Comparative study of testosterone and vitamin D analogue, elocalcitol, on insulin-controlled signal transduction pathway regulation in human skeletal muscle cells.

Abstract

Skeletal muscle (Skm) plays a key role in regulating energetic metabolism through glucose homeostasis. Several hormones such as Testosterone (T) and Vitamin D (VD) have been shown to affect energy-dependent cell trafficking by determining Insulin (I)-like effects. To elucidate possible hormone-related differences on muscular metabolic control, we analyzed and compared the effects of T and elocalcitol (elo), a VD analogue, on the activation of energy-dependent cell trafficking, metabolism-related-signal transduction pathways and transcription of gene downstream targets.
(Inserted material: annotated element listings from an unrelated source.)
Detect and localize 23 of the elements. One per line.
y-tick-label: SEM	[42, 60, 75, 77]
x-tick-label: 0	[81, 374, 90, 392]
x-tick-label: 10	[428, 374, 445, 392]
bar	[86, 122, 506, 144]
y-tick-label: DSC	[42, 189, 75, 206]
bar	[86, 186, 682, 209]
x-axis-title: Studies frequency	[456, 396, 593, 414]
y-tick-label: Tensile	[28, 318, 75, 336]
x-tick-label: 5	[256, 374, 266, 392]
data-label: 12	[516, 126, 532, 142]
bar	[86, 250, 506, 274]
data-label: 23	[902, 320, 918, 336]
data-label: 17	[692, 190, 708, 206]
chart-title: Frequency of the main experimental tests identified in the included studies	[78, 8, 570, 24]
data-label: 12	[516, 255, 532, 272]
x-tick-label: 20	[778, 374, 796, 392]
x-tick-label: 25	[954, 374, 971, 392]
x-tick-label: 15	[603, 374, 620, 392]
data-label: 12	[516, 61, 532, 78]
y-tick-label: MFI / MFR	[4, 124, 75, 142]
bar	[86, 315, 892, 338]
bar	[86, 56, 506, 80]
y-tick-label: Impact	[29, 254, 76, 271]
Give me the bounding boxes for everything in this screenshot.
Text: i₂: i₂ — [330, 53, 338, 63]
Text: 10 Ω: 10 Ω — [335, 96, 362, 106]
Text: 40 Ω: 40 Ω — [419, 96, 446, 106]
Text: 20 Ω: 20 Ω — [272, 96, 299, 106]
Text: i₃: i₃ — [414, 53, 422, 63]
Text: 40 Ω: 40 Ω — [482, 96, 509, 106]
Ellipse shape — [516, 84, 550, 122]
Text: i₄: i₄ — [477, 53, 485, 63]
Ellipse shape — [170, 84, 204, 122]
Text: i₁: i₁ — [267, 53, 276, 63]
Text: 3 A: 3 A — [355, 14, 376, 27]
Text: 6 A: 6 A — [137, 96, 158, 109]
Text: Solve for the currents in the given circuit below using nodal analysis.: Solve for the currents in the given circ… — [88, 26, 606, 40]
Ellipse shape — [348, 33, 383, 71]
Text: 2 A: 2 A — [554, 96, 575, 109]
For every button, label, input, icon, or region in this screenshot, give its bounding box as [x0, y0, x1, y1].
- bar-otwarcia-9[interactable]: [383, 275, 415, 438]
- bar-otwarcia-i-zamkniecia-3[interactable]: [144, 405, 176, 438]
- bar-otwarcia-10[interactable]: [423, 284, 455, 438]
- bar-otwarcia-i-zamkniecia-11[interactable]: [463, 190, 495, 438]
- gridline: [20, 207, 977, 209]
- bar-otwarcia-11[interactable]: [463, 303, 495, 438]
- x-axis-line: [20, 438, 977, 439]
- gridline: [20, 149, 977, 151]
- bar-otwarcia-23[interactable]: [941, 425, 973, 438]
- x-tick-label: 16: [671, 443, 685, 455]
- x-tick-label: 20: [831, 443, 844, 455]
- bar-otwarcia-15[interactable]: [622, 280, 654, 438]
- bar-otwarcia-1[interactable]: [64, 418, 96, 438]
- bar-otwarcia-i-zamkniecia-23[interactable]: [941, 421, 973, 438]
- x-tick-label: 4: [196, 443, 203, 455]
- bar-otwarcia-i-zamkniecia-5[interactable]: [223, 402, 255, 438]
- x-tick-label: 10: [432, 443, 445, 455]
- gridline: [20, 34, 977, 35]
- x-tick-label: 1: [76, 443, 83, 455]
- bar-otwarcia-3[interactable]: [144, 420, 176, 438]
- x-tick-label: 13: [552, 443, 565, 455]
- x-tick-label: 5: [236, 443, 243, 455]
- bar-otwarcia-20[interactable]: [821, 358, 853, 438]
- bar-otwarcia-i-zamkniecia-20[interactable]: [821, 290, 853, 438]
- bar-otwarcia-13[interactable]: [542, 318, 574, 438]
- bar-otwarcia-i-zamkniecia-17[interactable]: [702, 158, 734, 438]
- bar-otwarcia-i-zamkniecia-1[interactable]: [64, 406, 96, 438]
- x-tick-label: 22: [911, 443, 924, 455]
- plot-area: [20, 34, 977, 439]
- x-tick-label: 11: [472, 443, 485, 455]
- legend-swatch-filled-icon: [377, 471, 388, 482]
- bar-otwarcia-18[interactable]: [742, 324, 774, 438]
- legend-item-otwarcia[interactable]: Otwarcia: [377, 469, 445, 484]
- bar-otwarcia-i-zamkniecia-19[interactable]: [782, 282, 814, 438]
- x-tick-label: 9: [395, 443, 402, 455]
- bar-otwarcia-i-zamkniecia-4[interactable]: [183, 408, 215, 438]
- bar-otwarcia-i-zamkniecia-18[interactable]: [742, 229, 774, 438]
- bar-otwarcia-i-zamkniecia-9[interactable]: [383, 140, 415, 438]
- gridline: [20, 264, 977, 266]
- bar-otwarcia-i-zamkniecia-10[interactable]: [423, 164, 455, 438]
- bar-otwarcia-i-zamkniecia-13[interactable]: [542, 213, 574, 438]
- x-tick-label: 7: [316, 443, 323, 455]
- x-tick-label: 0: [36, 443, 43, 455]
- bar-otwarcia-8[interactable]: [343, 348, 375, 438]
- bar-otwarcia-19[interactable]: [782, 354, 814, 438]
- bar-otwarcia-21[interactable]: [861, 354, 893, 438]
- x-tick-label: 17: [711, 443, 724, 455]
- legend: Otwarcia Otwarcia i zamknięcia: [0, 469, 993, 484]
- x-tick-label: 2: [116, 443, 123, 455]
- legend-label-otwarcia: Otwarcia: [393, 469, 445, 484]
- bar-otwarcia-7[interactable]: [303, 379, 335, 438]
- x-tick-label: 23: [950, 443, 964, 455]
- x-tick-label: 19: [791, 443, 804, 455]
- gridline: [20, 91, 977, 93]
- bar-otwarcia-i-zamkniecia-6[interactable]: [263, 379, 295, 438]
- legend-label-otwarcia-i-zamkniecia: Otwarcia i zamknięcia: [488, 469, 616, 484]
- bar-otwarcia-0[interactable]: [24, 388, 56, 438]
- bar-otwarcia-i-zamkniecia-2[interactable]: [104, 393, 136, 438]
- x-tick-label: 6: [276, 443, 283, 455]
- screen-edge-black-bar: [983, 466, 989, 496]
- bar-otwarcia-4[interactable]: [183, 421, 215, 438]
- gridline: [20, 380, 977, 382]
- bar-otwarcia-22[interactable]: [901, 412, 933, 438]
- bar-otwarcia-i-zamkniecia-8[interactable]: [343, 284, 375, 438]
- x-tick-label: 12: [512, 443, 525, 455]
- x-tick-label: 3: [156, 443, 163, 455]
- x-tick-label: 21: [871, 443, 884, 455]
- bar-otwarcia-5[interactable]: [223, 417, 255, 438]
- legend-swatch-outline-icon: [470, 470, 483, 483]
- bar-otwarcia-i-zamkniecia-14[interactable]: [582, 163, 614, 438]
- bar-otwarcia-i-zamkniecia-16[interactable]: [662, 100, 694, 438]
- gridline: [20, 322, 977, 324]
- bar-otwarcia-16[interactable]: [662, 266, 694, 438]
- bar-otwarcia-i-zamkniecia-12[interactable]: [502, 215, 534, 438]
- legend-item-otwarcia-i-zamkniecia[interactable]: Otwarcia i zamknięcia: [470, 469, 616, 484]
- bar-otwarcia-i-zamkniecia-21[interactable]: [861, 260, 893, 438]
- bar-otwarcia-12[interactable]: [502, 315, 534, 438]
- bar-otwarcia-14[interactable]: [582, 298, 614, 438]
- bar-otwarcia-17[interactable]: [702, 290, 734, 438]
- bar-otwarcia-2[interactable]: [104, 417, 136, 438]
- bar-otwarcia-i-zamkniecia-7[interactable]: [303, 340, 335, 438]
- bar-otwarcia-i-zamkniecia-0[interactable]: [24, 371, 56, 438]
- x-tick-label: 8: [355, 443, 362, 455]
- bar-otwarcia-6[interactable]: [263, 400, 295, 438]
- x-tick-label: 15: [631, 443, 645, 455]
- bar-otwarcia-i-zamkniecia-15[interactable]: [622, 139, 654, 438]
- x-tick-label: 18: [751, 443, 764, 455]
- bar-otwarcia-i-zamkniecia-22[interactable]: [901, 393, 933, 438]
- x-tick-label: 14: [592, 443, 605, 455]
Human fetal skeletal muscle cells (Hfsmc) treated with T or elo were analyzed for GLUT4 localization, phosphorylation/activation status of AKT, ERK1/2, IRS-1 signaling and c-MYC protein expression. T, similar to elo, induced GLUT4 protein translocation likely in lipid raft microdomains. While both T and elo induced a rapid IRS-1 phosphorylation, the following dynamic in phosphorylation/activation of AKT and ERK1/2 signaling was different. Moreover, T but not elo increased c-MYC protein expression. All together, our evidence indicates that whether both T and elo are able to affect upstream I-like pathway, they differently determine downstream effects in I-dependent cascade, suggesting diverse physiological roles in mediating I-like response in human skeletal muscle.